On Oct. 3, the New York Times published an article refreshing the mainstream “conspiracy theory” narrative against the beleaguered True the Vote.
The Times article featured a quote from an election board chair who said this is “a completely fabricated issue,” and used the word “conspiracy” on ten separate occasions.
Yet, the very next day corporate news outlets reported that Eugene Yu, Founder and Chief Executive of Konnech, had been taken into custody. The New York Times then reported that prosecutors “said its investigators had found data stored in China.”
NPR — which previously reported that Konnech had at one point added a “2022 Election Mis-information Advisory” to their website stating “Konnech has never stored customer data on servers in China” — acknowledged on the day of Yu’s arrest that the statement was “no longer visible on the company’s homepage.”
Engelbrecht told Timcast that because of the FBI’s inaction, her organization was forced to take the evidence to other law enforcement agencies who are actually interested in pursuing criminal charges. The Pit was the location where she made the announcement about which law enforcement agencies the organization would approach to consider opening investigations.

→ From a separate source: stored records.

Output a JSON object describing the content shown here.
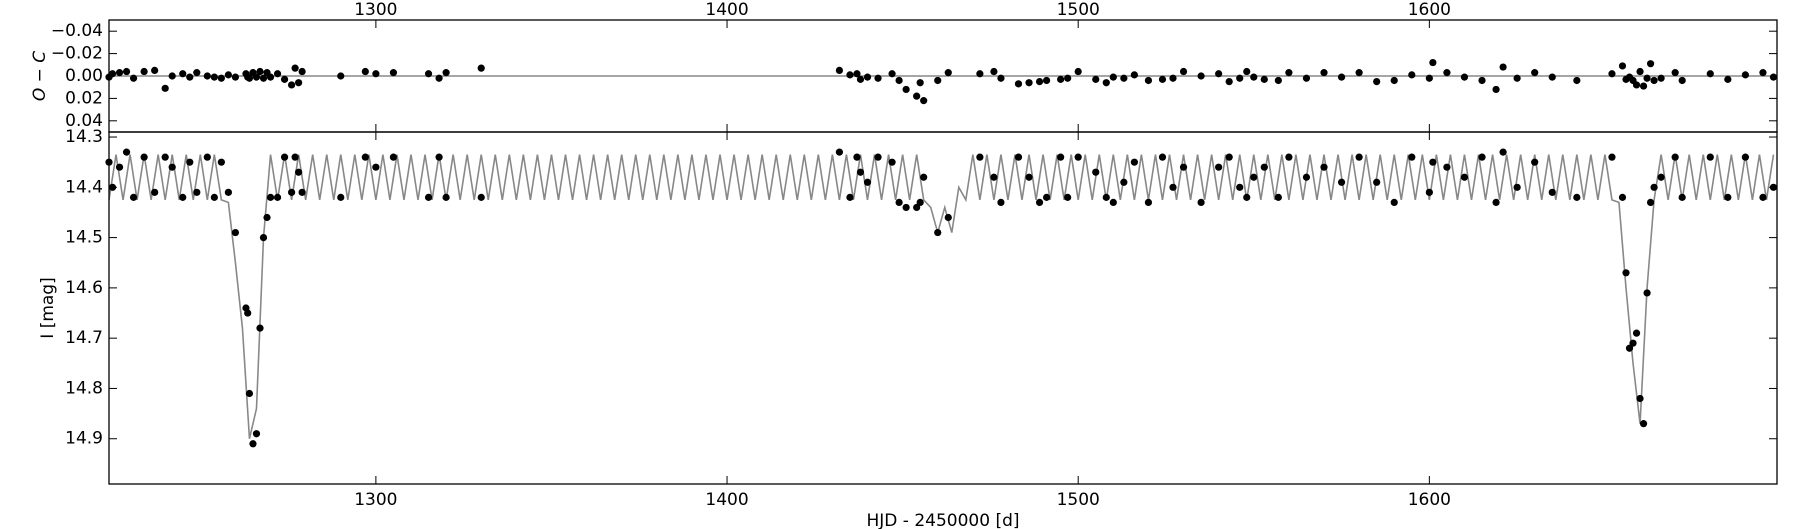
{
  "chart_data": [
    {
      "type": "scatter",
      "ylabel": "O − C",
      "color": "#000000",
      "y_inverted": true,
      "reference_line": 0,
      "reference_color": "#888888",
      "xlim": [
        1224,
        1699
      ],
      "xticks": [
        1300,
        1400,
        1500,
        1600
      ],
      "ylim": [
        -0.05,
        0.05
      ],
      "yticks": [
        {
          "value": -0.04,
          "label": "−0.04"
        },
        {
          "value": -0.02,
          "label": "−0.02"
        },
        {
          "value": 0,
          "label": "0.00"
        },
        {
          "value": 0.02,
          "label": "0.02"
        },
        {
          "value": 0.04,
          "label": "0.04"
        }
      ],
      "x": [
        1224,
        1225,
        1227,
        1229,
        1231,
        1234,
        1237,
        1240,
        1242,
        1245,
        1247,
        1249,
        1252,
        1254,
        1256,
        1258,
        1260,
        1263,
        1263.5,
        1264,
        1265,
        1266,
        1267,
        1268,
        1269,
        1270,
        1272,
        1274,
        1276,
        1277,
        1278,
        1279,
        1290,
        1297,
        1300,
        1305,
        1315,
        1318,
        1320,
        1330,
        1432,
        1435,
        1437,
        1438,
        1440,
        1443,
        1447,
        1449,
        1451,
        1454,
        1455,
        1456,
        1460,
        1463,
        1472,
        1476,
        1478,
        1483,
        1486,
        1489,
        1491,
        1495,
        1497,
        1500,
        1505,
        1508,
        1510,
        1513,
        1516,
        1520,
        1524,
        1527,
        1530,
        1535,
        1540,
        1543,
        1546,
        1548,
        1550,
        1553,
        1557,
        1560,
        1565,
        1570,
        1575,
        1580,
        1585,
        1590,
        1595,
        1600,
        1601,
        1605,
        1610,
        1615,
        1619,
        1621,
        1625,
        1630,
        1635,
        1642,
        1652,
        1655,
        1656,
        1657,
        1658,
        1659,
        1660,
        1661,
        1662,
        1663,
        1664,
        1666,
        1670,
        1672,
        1680,
        1685,
        1690,
        1695,
        1698
      ],
      "values": [
        0.001,
        -0.002,
        -0.003,
        -0.004,
        0.002,
        -0.004,
        -0.005,
        0.011,
        0.0,
        -0.002,
        0.001,
        -0.003,
        0.0,
        0.001,
        0.002,
        -0.001,
        0.001,
        -0.002,
        0.001,
        0.002,
        -0.003,
        0.001,
        -0.004,
        0.002,
        -0.003,
        0.001,
        -0.002,
        0.003,
        0.008,
        -0.007,
        0.006,
        -0.004,
        0.0,
        -0.004,
        -0.002,
        -0.003,
        -0.002,
        0.002,
        -0.003,
        -0.007,
        -0.005,
        -0.001,
        -0.002,
        0.003,
        0.001,
        0.002,
        -0.002,
        0.004,
        0.012,
        0.018,
        0.006,
        0.022,
        0.004,
        -0.003,
        -0.002,
        -0.004,
        0.002,
        0.007,
        0.006,
        0.005,
        0.004,
        0.003,
        0.002,
        -0.004,
        0.003,
        0.006,
        0.001,
        0.002,
        -0.001,
        0.004,
        0.003,
        0.002,
        -0.004,
        0.0,
        -0.002,
        0.005,
        0.002,
        -0.004,
        0.001,
        0.003,
        0.004,
        -0.003,
        0.002,
        -0.003,
        0.001,
        -0.003,
        0.005,
        0.004,
        -0.001,
        0.002,
        -0.012,
        -0.003,
        0.001,
        0.004,
        0.012,
        -0.008,
        0.002,
        -0.003,
        0.001,
        0.004,
        -0.002,
        -0.009,
        0.003,
        0.001,
        0.004,
        0.008,
        -0.004,
        0.009,
        0.002,
        -0.011,
        0.004,
        0.002,
        -0.003,
        0.004,
        -0.002,
        0.003,
        -0.001,
        -0.003,
        0.001
      ]
    },
    {
      "type": "scatter",
      "ylabel": "I [mag]",
      "xlabel": "HJD - 2450000 [d]",
      "color": "#000000",
      "y_inverted": true,
      "xlim": [
        1224,
        1699
      ],
      "xticks": [
        1300,
        1400,
        1500,
        1600
      ],
      "ylim": [
        14.29,
        14.99
      ],
      "yticks": [
        14.3,
        14.4,
        14.5,
        14.6,
        14.7,
        14.8,
        14.9
      ],
      "x": [
        1224,
        1225,
        1227,
        1229,
        1231,
        1234,
        1237,
        1240,
        1242,
        1245,
        1247,
        1249,
        1252,
        1254,
        1256,
        1258,
        1260,
        1263,
        1263.5,
        1264,
        1265,
        1266,
        1267,
        1268,
        1269,
        1270,
        1272,
        1274,
        1276,
        1277,
        1278,
        1279,
        1290,
        1297,
        1300,
        1305,
        1315,
        1318,
        1320,
        1330,
        1432,
        1435,
        1437,
        1438,
        1440,
        1443,
        1447,
        1449,
        1451,
        1454,
        1455,
        1456,
        1460,
        1463,
        1472,
        1476,
        1478,
        1483,
        1486,
        1489,
        1491,
        1495,
        1497,
        1500,
        1505,
        1508,
        1510,
        1513,
        1516,
        1520,
        1524,
        1527,
        1530,
        1535,
        1540,
        1543,
        1546,
        1548,
        1550,
        1553,
        1557,
        1560,
        1565,
        1570,
        1575,
        1580,
        1585,
        1590,
        1595,
        1600,
        1601,
        1605,
        1610,
        1615,
        1619,
        1621,
        1625,
        1630,
        1635,
        1642,
        1652,
        1655,
        1656,
        1657,
        1658,
        1659,
        1660,
        1661,
        1662,
        1663,
        1664,
        1666,
        1670,
        1672,
        1680,
        1685,
        1690,
        1695,
        1698
      ],
      "values": [
        14.35,
        14.4,
        14.36,
        14.33,
        14.42,
        14.34,
        14.41,
        14.34,
        14.36,
        14.42,
        14.35,
        14.41,
        14.34,
        14.42,
        14.35,
        14.41,
        14.49,
        14.64,
        14.65,
        14.81,
        14.91,
        14.89,
        14.68,
        14.5,
        14.46,
        14.42,
        14.42,
        14.34,
        14.41,
        14.34,
        14.37,
        14.41,
        14.42,
        14.34,
        14.36,
        14.34,
        14.42,
        14.34,
        14.42,
        14.42,
        14.33,
        14.42,
        14.34,
        14.37,
        14.39,
        14.34,
        14.35,
        14.43,
        14.44,
        14.44,
        14.43,
        14.38,
        14.49,
        14.46,
        14.34,
        14.38,
        14.43,
        14.34,
        14.38,
        14.43,
        14.42,
        14.34,
        14.42,
        14.34,
        14.37,
        14.42,
        14.43,
        14.39,
        14.35,
        14.43,
        14.34,
        14.4,
        14.36,
        14.43,
        14.36,
        14.34,
        14.4,
        14.42,
        14.38,
        14.36,
        14.42,
        14.34,
        14.38,
        14.36,
        14.39,
        14.34,
        14.39,
        14.43,
        14.34,
        14.41,
        14.35,
        14.36,
        14.38,
        14.34,
        14.43,
        14.33,
        14.4,
        14.35,
        14.41,
        14.42,
        14.34,
        14.42,
        14.57,
        14.72,
        14.71,
        14.69,
        14.82,
        14.87,
        14.61,
        14.43,
        14.4,
        14.38,
        14.34,
        14.42,
        14.34,
        14.42,
        14.34,
        14.42,
        14.4
      ],
      "line": {
        "color": "#888888",
        "x": [
          1224,
          1226,
          1228,
          1230,
          1232,
          1234,
          1236,
          1238,
          1240,
          1242,
          1244,
          1246,
          1248,
          1250,
          1252,
          1254,
          1256,
          1258,
          1260,
          1262,
          1264,
          1266,
          1268,
          1270,
          1272,
          1274,
          1276,
          1278,
          1280,
          1282,
          1284,
          1286,
          1288,
          1290,
          1292,
          1294,
          1296,
          1298,
          1300,
          1302,
          1304,
          1306,
          1308,
          1310,
          1312,
          1314,
          1316,
          1318,
          1320,
          1322,
          1324,
          1326,
          1328,
          1330,
          1332,
          1334,
          1336,
          1338,
          1340,
          1342,
          1344,
          1346,
          1348,
          1350,
          1352,
          1354,
          1356,
          1358,
          1360,
          1362,
          1364,
          1366,
          1368,
          1370,
          1372,
          1374,
          1376,
          1378,
          1380,
          1382,
          1384,
          1386,
          1388,
          1390,
          1392,
          1394,
          1396,
          1398,
          1400,
          1402,
          1404,
          1406,
          1408,
          1410,
          1412,
          1414,
          1416,
          1418,
          1420,
          1422,
          1424,
          1426,
          1428,
          1430,
          1432,
          1434,
          1436,
          1438,
          1440,
          1442,
          1444,
          1446,
          1448,
          1450,
          1452,
          1454,
          1456,
          1458,
          1460,
          1462,
          1464,
          1466,
          1468,
          1470,
          1472,
          1474,
          1476,
          1478,
          1480,
          1482,
          1484,
          1486,
          1488,
          1490,
          1492,
          1494,
          1496,
          1498,
          1500,
          1502,
          1504,
          1506,
          1508,
          1510,
          1512,
          1514,
          1516,
          1518,
          1520,
          1522,
          1524,
          1526,
          1528,
          1530,
          1532,
          1534,
          1536,
          1538,
          1540,
          1542,
          1544,
          1546,
          1548,
          1550,
          1552,
          1554,
          1556,
          1558,
          1560,
          1562,
          1564,
          1566,
          1568,
          1570,
          1572,
          1574,
          1576,
          1578,
          1580,
          1582,
          1584,
          1586,
          1588,
          1590,
          1592,
          1594,
          1596,
          1598,
          1600,
          1602,
          1604,
          1606,
          1608,
          1610,
          1612,
          1614,
          1616,
          1618,
          1620,
          1622,
          1624,
          1626,
          1628,
          1630,
          1632,
          1634,
          1636,
          1638,
          1640,
          1642,
          1644,
          1646,
          1648,
          1650,
          1652,
          1654,
          1656,
          1658,
          1660,
          1662,
          1664,
          1666,
          1668,
          1670,
          1672,
          1674,
          1676,
          1678,
          1680,
          1682,
          1684,
          1686,
          1688,
          1690,
          1692,
          1694,
          1696,
          1698
        ],
        "values": [
          14.425,
          14.335,
          14.425,
          14.335,
          14.425,
          14.335,
          14.425,
          14.335,
          14.425,
          14.335,
          14.425,
          14.335,
          14.425,
          14.335,
          14.425,
          14.335,
          14.425,
          14.43,
          14.55,
          14.68,
          14.9,
          14.84,
          14.5,
          14.335,
          14.425,
          14.335,
          14.425,
          14.335,
          14.425,
          14.335,
          14.425,
          14.335,
          14.425,
          14.335,
          14.425,
          14.335,
          14.425,
          14.335,
          14.425,
          14.335,
          14.425,
          14.335,
          14.425,
          14.335,
          14.425,
          14.335,
          14.425,
          14.335,
          14.425,
          14.335,
          14.425,
          14.335,
          14.425,
          14.335,
          14.425,
          14.335,
          14.425,
          14.335,
          14.425,
          14.335,
          14.425,
          14.335,
          14.425,
          14.335,
          14.425,
          14.335,
          14.425,
          14.335,
          14.425,
          14.335,
          14.425,
          14.335,
          14.425,
          14.335,
          14.425,
          14.335,
          14.425,
          14.335,
          14.425,
          14.335,
          14.425,
          14.335,
          14.425,
          14.335,
          14.425,
          14.335,
          14.425,
          14.335,
          14.425,
          14.335,
          14.425,
          14.335,
          14.425,
          14.335,
          14.425,
          14.335,
          14.425,
          14.335,
          14.425,
          14.335,
          14.425,
          14.335,
          14.425,
          14.335,
          14.425,
          14.335,
          14.425,
          14.335,
          14.425,
          14.335,
          14.425,
          14.335,
          14.425,
          14.335,
          14.425,
          14.335,
          14.425,
          14.44,
          14.49,
          14.44,
          14.49,
          14.4,
          14.425,
          14.335,
          14.425,
          14.335,
          14.425,
          14.335,
          14.425,
          14.335,
          14.425,
          14.335,
          14.425,
          14.335,
          14.425,
          14.335,
          14.425,
          14.335,
          14.425,
          14.335,
          14.425,
          14.335,
          14.425,
          14.335,
          14.425,
          14.335,
          14.425,
          14.335,
          14.425,
          14.335,
          14.425,
          14.335,
          14.425,
          14.335,
          14.425,
          14.335,
          14.425,
          14.335,
          14.425,
          14.335,
          14.425,
          14.335,
          14.425,
          14.335,
          14.425,
          14.335,
          14.425,
          14.335,
          14.425,
          14.335,
          14.425,
          14.335,
          14.425,
          14.335,
          14.425,
          14.335,
          14.425,
          14.335,
          14.425,
          14.335,
          14.425,
          14.335,
          14.425,
          14.335,
          14.425,
          14.335,
          14.425,
          14.335,
          14.425,
          14.335,
          14.425,
          14.335,
          14.425,
          14.335,
          14.425,
          14.335,
          14.425,
          14.335,
          14.425,
          14.335,
          14.425,
          14.335,
          14.425,
          14.335,
          14.425,
          14.335,
          14.425,
          14.335,
          14.425,
          14.335,
          14.425,
          14.335,
          14.425,
          14.335,
          14.425,
          14.43,
          14.6,
          14.75,
          14.87,
          14.6,
          14.425,
          14.335,
          14.425,
          14.335,
          14.425,
          14.335,
          14.425,
          14.335,
          14.425,
          14.335,
          14.425,
          14.335,
          14.425,
          14.335,
          14.425,
          14.335,
          14.425,
          14.335
        ]
      }
    }
  ]
}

“It’s why at the Pit we published all the jurisdictions and we said, ‘We’re going to all these jurisdictions with this,’” she said.
Engelbreght added, “It is crucial to our national security that every impacted jurisdiction immediately take actions similar to Los Angeles County.”
And while more is to be learned about what actually happened during this episode where sensitive U.S. election-related information was discovered on a Chinese server, the one solid fact to which the public can now point is that a man has been arrested and is in custody in connection with the incident.